Over the past decade, medical experts and healthcare policymakers have debated the efficacy of current medical procedures for screening, diagnosing, and treating prostate cancer.  In general, there are two primary ways by which prostate cancer is diagnosed.  A digital rectal exam (DRE) or the use of prostate-specific antigen (PSA) testing.  Although the PSA test has been shown to more reliably detect the possibility of prostate cancer than a digital rectal exam, the PSA test also produces a large number of “false positives” thereby causing a large number of men who have suspicious PSA tests to worry and to undergo treatment, such as biopsies and prostate surgeries, unnecessarily.  Thus, there is still considerable debate in the medical community as to whether or not the PSA test should be administered routinely or if it should simply be left as an option for the patient.

In our experience, the delayed diagnosis of prostate cancer usually results from errors by physicians that are outside the scope of that policy debate.  In many of the malpractice cases we see, a patient was diagnosed with an enlarged prostate (medically, benign prostatic hyperplasia) for symptoms like incontinence, frequent urination, or other urinary problems, and their primary care physician failed to follow-up with any sort of other testing, like a digital rectal exam or the prostate-specific antigen blood test.  In many of those instances, although the patient was exhibiting signs that would be either an enlarged prostate or prostate cancer, the doctor simply assumed it was an enlarged prostate, and thereafter did not perform or recommend any other tests.
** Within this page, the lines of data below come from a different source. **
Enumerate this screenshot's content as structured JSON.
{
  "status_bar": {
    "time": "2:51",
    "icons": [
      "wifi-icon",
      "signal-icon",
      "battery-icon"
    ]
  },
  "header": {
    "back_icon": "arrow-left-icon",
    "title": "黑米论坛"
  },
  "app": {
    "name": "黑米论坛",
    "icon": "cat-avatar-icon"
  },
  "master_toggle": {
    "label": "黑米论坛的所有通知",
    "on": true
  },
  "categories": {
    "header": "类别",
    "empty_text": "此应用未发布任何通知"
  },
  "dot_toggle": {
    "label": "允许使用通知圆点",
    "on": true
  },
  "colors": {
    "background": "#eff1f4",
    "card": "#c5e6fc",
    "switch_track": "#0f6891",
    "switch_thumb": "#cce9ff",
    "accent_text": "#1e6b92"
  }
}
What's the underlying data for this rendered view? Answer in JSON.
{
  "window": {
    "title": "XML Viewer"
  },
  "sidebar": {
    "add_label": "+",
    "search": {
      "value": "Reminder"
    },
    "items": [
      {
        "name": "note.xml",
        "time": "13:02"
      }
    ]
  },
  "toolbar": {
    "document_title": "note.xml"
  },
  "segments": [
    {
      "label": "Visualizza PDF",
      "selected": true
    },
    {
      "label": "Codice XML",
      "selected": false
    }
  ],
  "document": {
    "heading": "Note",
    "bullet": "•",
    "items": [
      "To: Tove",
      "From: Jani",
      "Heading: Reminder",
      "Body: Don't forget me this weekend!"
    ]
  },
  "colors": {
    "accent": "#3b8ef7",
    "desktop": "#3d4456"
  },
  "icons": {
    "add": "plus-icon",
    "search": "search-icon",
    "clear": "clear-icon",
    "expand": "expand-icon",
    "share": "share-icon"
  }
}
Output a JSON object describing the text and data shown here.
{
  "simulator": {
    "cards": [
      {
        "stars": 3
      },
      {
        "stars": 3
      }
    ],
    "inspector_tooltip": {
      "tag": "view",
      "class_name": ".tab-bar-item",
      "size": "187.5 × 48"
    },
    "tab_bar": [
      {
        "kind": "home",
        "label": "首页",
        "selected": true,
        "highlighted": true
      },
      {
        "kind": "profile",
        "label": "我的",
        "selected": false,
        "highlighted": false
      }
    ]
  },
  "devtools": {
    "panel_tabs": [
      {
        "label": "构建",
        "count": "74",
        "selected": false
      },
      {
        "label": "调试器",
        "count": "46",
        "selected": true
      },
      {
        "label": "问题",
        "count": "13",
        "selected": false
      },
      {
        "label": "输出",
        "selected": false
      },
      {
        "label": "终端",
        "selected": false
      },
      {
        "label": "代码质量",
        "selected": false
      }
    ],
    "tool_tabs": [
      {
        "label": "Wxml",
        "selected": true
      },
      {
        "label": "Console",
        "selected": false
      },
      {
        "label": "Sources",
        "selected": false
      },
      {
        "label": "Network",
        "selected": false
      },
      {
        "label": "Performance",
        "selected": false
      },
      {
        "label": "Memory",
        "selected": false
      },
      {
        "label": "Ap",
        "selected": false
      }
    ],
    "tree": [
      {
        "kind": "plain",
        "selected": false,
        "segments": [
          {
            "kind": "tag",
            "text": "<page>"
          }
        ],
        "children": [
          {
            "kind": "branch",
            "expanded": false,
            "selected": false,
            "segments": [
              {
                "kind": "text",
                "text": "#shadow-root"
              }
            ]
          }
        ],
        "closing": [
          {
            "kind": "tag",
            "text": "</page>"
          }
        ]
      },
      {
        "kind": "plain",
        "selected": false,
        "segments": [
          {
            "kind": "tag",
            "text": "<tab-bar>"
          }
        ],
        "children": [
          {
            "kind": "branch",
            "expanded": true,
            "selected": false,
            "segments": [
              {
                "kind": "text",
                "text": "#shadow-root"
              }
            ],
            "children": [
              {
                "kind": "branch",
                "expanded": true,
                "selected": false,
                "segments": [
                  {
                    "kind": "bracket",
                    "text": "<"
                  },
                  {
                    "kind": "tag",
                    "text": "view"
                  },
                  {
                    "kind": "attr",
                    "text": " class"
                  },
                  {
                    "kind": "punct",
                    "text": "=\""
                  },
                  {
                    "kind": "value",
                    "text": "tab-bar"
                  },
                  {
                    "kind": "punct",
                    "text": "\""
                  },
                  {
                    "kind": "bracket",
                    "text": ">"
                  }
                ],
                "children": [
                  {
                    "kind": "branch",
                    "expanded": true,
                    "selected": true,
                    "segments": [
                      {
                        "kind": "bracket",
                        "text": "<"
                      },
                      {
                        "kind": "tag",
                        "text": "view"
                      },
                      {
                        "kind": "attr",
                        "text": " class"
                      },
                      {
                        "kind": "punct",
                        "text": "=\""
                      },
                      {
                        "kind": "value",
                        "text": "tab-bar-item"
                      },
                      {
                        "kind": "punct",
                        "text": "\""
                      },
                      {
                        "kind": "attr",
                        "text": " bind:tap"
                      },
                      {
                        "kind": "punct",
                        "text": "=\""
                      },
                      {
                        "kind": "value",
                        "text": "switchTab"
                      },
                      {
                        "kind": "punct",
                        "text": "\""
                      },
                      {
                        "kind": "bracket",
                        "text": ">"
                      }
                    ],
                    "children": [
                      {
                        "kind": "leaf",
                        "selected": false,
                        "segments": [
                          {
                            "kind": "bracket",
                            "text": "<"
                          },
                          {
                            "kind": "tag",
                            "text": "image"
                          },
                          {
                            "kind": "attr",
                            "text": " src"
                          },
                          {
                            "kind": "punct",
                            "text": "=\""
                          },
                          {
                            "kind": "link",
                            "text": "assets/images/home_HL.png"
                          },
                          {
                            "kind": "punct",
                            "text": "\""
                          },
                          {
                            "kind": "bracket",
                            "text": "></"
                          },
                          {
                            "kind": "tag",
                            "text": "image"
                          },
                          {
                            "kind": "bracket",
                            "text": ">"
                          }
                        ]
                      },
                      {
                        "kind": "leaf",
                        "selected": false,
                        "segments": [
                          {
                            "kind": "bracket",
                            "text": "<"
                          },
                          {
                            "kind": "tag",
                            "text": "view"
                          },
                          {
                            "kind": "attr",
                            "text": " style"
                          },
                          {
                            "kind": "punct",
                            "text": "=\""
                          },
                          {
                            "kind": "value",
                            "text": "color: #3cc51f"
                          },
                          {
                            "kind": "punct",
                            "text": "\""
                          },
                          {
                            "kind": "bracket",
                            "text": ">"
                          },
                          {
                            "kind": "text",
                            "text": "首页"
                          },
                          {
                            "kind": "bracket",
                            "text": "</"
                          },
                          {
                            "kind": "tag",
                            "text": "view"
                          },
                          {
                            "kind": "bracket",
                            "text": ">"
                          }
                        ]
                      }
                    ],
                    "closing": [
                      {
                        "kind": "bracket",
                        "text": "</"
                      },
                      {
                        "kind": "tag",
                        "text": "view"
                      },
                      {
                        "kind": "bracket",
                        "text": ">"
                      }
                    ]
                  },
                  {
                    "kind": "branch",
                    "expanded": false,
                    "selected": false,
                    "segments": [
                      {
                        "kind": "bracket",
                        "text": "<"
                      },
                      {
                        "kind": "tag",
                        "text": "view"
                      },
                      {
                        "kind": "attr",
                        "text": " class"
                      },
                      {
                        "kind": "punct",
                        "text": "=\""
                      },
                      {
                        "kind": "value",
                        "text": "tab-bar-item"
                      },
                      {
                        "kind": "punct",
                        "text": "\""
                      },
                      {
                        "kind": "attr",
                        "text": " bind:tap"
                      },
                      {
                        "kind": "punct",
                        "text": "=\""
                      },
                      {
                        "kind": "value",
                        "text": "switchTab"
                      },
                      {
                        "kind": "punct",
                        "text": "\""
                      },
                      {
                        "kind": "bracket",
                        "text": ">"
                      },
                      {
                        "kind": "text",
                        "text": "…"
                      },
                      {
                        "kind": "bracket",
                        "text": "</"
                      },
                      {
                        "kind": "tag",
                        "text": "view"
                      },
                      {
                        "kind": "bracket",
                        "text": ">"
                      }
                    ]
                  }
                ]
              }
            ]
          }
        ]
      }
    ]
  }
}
In other cases we have seen, the primary care physician correctly suspects the possibility of prostate cancer while performing a digital rectal examine or from reviewing initial PSA test results, but thereafter fails to follow-up with the patient, such as by performing future PSA tests frequently enough.  In other instances, the patient is referred to a surgeon for an exploratory biopsy, but the results of that biopsy are never communicated back to the primary care physician so the tumor and cancerous region continues to grow without any future treatment.